A protocol for robotic printing of cancer cell spheroids in a high throughput 96-well plate format using an aqueous two-phase system is presented.

Resumo

Cancer cell spheroids present a relevant in vitro model of avascular tumors for anti-cancer drug testing applications. A detailed protocol for producing both mono-culture and co-culture spheroids in a high throughput 96-well plate format is described in this work. This approach utilizes an aqueous two-phase system to confine cells into a drop of the denser aqueous phase immersed within the second aqueous phase. The drop rests on the well surface and keeps cells in close proximity to form a single spheroid. This technology has been adapted to a robotic liquid handler to produce size-controlled spheroids and expedite the process of spheroid production for compound screening applications.
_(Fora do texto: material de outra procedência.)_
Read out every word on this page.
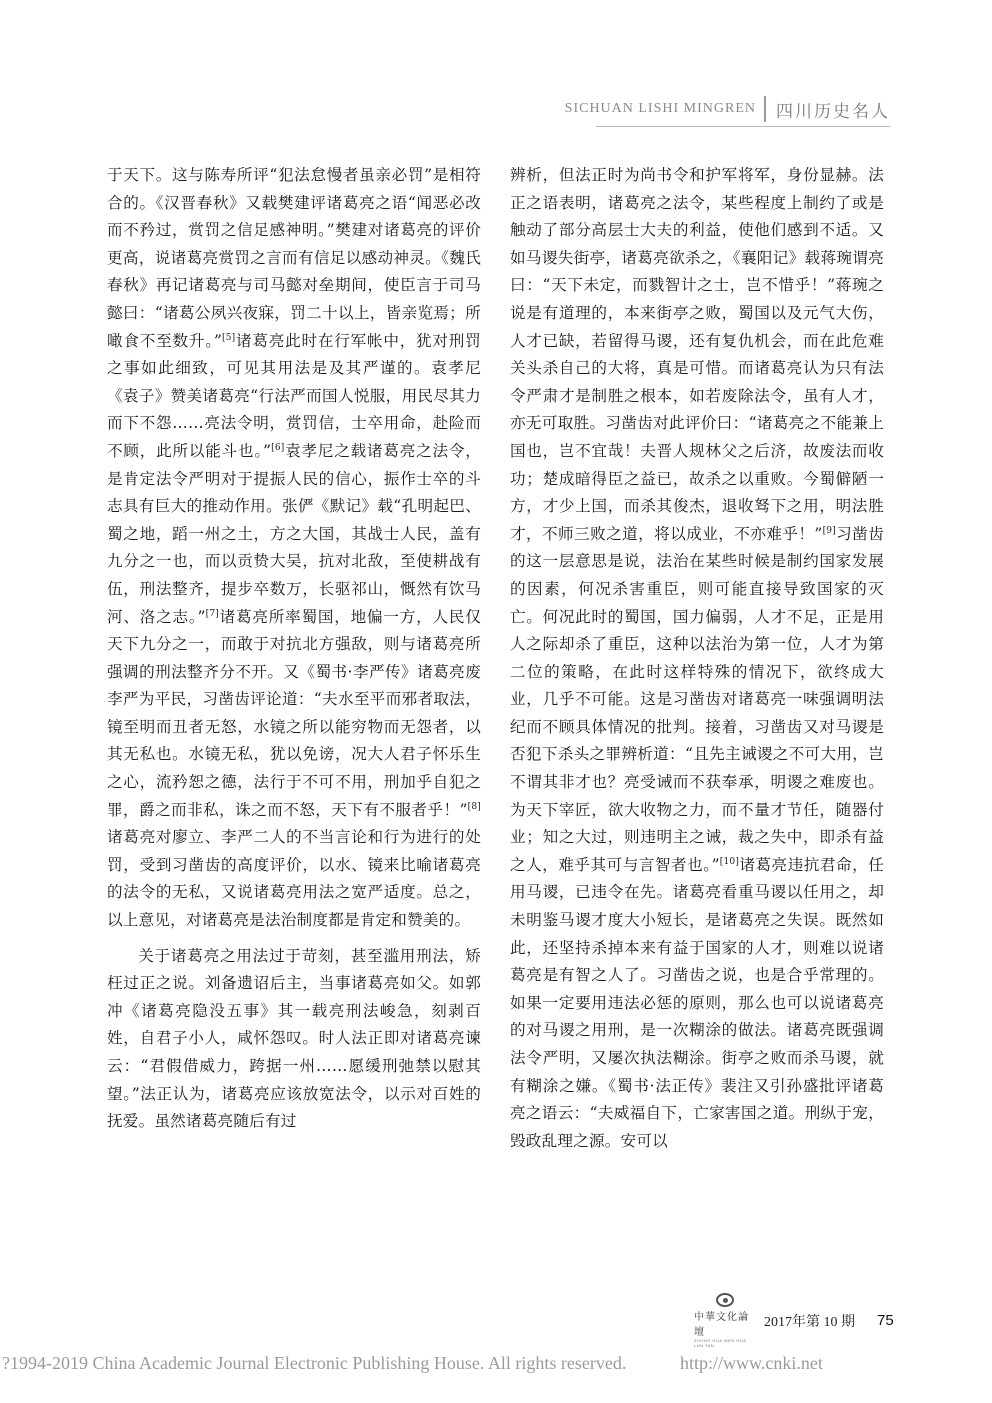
SICHUAN LISHI MINGREN	四川历史名人

于天下。这与陈寿所评“犯法怠慢者虽亲必罚”是相符合的。《汉晋春秋》又载樊建评诸葛亮之语“闻恶必改而不矜过，赏罚之信足感神明。”樊建对诸葛亮的评价更高，说诸葛亮赏罚之言而有信足以感动神灵。《魏氏春秋》再记诸葛亮与司马懿对垒期间，使臣言于司马懿曰：“诸葛公夙兴夜寐，罚二十以上，皆亲览焉；所噉食不至数升。”[5]诸葛亮此时在行军帐中，犹对刑罚之事如此细致，可见其用法是及其严谨的。袁孝尼《袁子》赞美诸葛亮“行法严而国人悦服，用民尽其力而下不怨……亮法令明，赏罚信，士卒用命，赴险而不顾，此所以能斗也。”[6]袁孝尼之载诸葛亮之法令，是肯定法令严明对于提振人民的信心，振作士卒的斗志具有巨大的推动作用。张俨《默记》载“孔明起巴、蜀之地，蹈一州之土，方之大国，其战士人民，盖有九分之一也，而以贡贽大吴，抗对北敌，至使耕战有伍，刑法整齐，提步卒数万，长驱祁山，慨然有饮马河、洛之志。”[7]诸葛亮所率蜀国，地偏一方，人民仅天下九分之一，而敢于对抗北方强敌，则与诸葛亮所强调的刑法整齐分不开。又《蜀书·李严传》诸葛亮废李严为平民，习凿齿评论道：“夫水至平而邪者取法，镜至明而丑者无怒，水镜之所以能穷物而无怨者，以其无私也。水镜无私，犹以免谤，况大人君子怀乐生之心，流矜恕之德，法行于不可不用，刑加乎自犯之罪，爵之而非私，诛之而不怒，天下有不服者乎！”[8]诸葛亮对廖立、李严二人的不当言论和行为进行的处罚，受到习凿齿的高度评价，以水、镜来比喻诸葛亮的法令的无私，又说诸葛亮用法之宽严适度。总之，以上意见，对诸葛亮是法治制度都是肯定和赞美的。

关于诸葛亮之用法过于苛刻，甚至滥用刑法，矫枉过正之说。刘备遗诏后主，当事诸葛亮如父。如郭冲《诸葛亮隐没五事》其一载亮刑法峻急，刻剥百姓，自君子小人，咸怀怨叹。时人法正即对诸葛亮谏云：“君假借威力，跨据一州……愿缓刑弛禁以慰其望。”法正认为，诸葛亮应该放宽法令，以示对百姓的抚爱。虽然诸葛亮随后有过

辨析，但法正时为尚书令和护军将军，身份显赫。法正之语表明，诸葛亮之法令，某些程度上制约了或是触动了部分高层士大夫的利益，使他们感到不适。又如马谡失街亭，诸葛亮欲杀之，《襄阳记》载蒋琬谓亮曰：“天下未定，而戮智计之士，岂不惜乎！”蒋琬之说是有道理的，本来街亭之败，蜀国以及元气大伤，人才已缺，若留得马谡，还有复仇机会，而在此危难关头杀自己的大将，真是可惜。而诸葛亮认为只有法令严肃才是制胜之根本，如若废除法令，虽有人才，亦无可取胜。习凿齿对此评价曰：“诸葛亮之不能兼上国也，岂不宜哉！夫晋人规林父之后济，故废法而收功；楚成暗得臣之益已，故杀之以重败。今蜀僻陋一方，才少上国，而杀其俊杰，退收驽下之用，明法胜才，不师三败之道，将以成业，不亦难乎！”[9]习凿齿的这一层意思是说，法治在某些时候是制约国家发展的因素，何况杀害重臣，则可能直接导致国家的灭亡。何况此时的蜀国，国力偏弱，人才不足，正是用人之际却杀了重臣，这种以法治为第一位，人才为第二位的策略，在此时这样特殊的情况下，欲终成大业，几乎不可能。这是习凿齿对诸葛亮一味强调明法纪而不顾具体情况的批判。接着，习凿齿又对马谡是否犯下杀头之罪辨析道：“且先主诫谡之不可大用，岂不谓其非才也？亮受诫而不获奉承，明谡之难废也。为天下宰匠，欲大收物之力，而不量才节任，随器付业；知之大过，则违明主之诫，裁之失中，即杀有益之人，难乎其可与言智者也。”[10]诸葛亮违抗君命，任用马谡，已违令在先。诸葛亮看重马谡以任用之，却未明鉴马谡才度大小短长，是诸葛亮之失误。既然如此，还坚持杀掉本来有益于国家的人才，则难以说诸葛亮是有智之人了。习凿齿之说，也是合乎常理的。如果一定要用违法必惩的原则，那么也可以说诸葛亮的对马谡之用刑，是一次糊涂的做法。诸葛亮既强调法令严明，又屡次执法糊涂。街亭之败而杀马谡，就有糊涂之嫌。《蜀书·法正传》裴注又引孙盛批评诸葛亮之语云：“夫威福自下，亡家害国之道。刑纵于宠，毁政乱理之源。安可以

中華文化論壇
ZHONG HUA WEN HUA LUN TAN
2017年第 10 期 75
?1994-2019 China Academic Journal Electronic Publishing House. All rights reserved.	http://www.cnki.net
Spheroids treated with a clinically-used drug show reduced cell viability with increase in the drug dose. The use of a standard micro-well plate for spheroid generation makes it straightforward to analyze viability of cancer cells of drug-treated spheroids with a micro-plate reader. This technology is straightforward to implement both robotically and with other liquid handling tools such as manual pipettes.

Introdução

Ensaios baseados em células fornecer uma ferramenta importante para o desenvolvimento e descoberta de novos fármacos anti-cancro. 1,2 Historicamente, culturas em monocamada de células de cancro têm sido utilizados para investigar a eficácia dos compostos candidatos em relação a determinados tipos de células cancerosas. A facilidade de manutenção das culturas em monocamada em placas de cultura padrão, o grau de compatibilidade de placas padrão com ferramentas comerciais robóticos para a adição de reagentes, e com equipamentos de controlo para análise de respostas celulares a jusante para os compostos químicos são os principais benefícios que tornam culturas 2D uma ferramenta atraente para testes de drogas 3. Infelizmente, os ensaios em monocamada de células muitas vezes não conseguem prever a eficácia de compostos in vivo, tornando o desenvolvimento de drogas e descoberta de um processo extremamente caro. 4,5 Apesar de investimento e esforço significativo por empresas farmacêuticas e unidades acadêmicas, apenas cerca de 1% de anti-câncer drogas em ensaios clínicos foram aprovadospelo FDA nos últimos duas décadas. 6 Disparidade entre as culturas em 2D e 3D ambiente complexo de células cancerosas in vivo é uma grande falha dos sistemas de cultura em monocamada. 7 Portanto, a triagem de compostos candidatos contra células tumorais em um cenário que mais se assemelha o ambiente tumor 3D pode acelerar o desenvolvimento de novas drogas de quimioterapia. 8

Esferóides de células de cancro apresentar um modelo de tumor in vitro 3D relevante. 9,10 esferóides compactos são aglomerados que se formam através da montagem espontânea ou induzida de células cancerosas em superfícies não-aderentes ou em suspensão, utilizando técnicas tais como balão giratório, sobreposição de líquido, microbiologia microfabricado . bem arrays, microfluídica, e gotas de suspensão 11-16 Spheroids imitar características-chave de tumores sólidos, incluindo geometria e limitado de transporte de oxigênio, nutrientes e compostos de drogas na zona central; Assim, eles se regenerar mais de perto respon drogase de tumores sólidos, em comparação com as culturas de monocamada 17-19 Apesar deste benefício marcado., esferóides não são rotineiramente utilizados para o rastreio de compostos químicos contra as células cancerosas. Dificuldade de produzir esferóides tamanho uniforme em um cenário de alta taxa de transferência padrão que é compatível com a robótica comercialmente disponíveis e ferramentas de triagem / imagem impede a incorporação da cultura esferóide em pipeline de desenvolvimento de medicamentos. Embora os materiais e placas personalizadas tornaram-se recentemente disponível no mercado para atender a essa necessidade, considerações de custo dissuadir a sua utilização generalizada.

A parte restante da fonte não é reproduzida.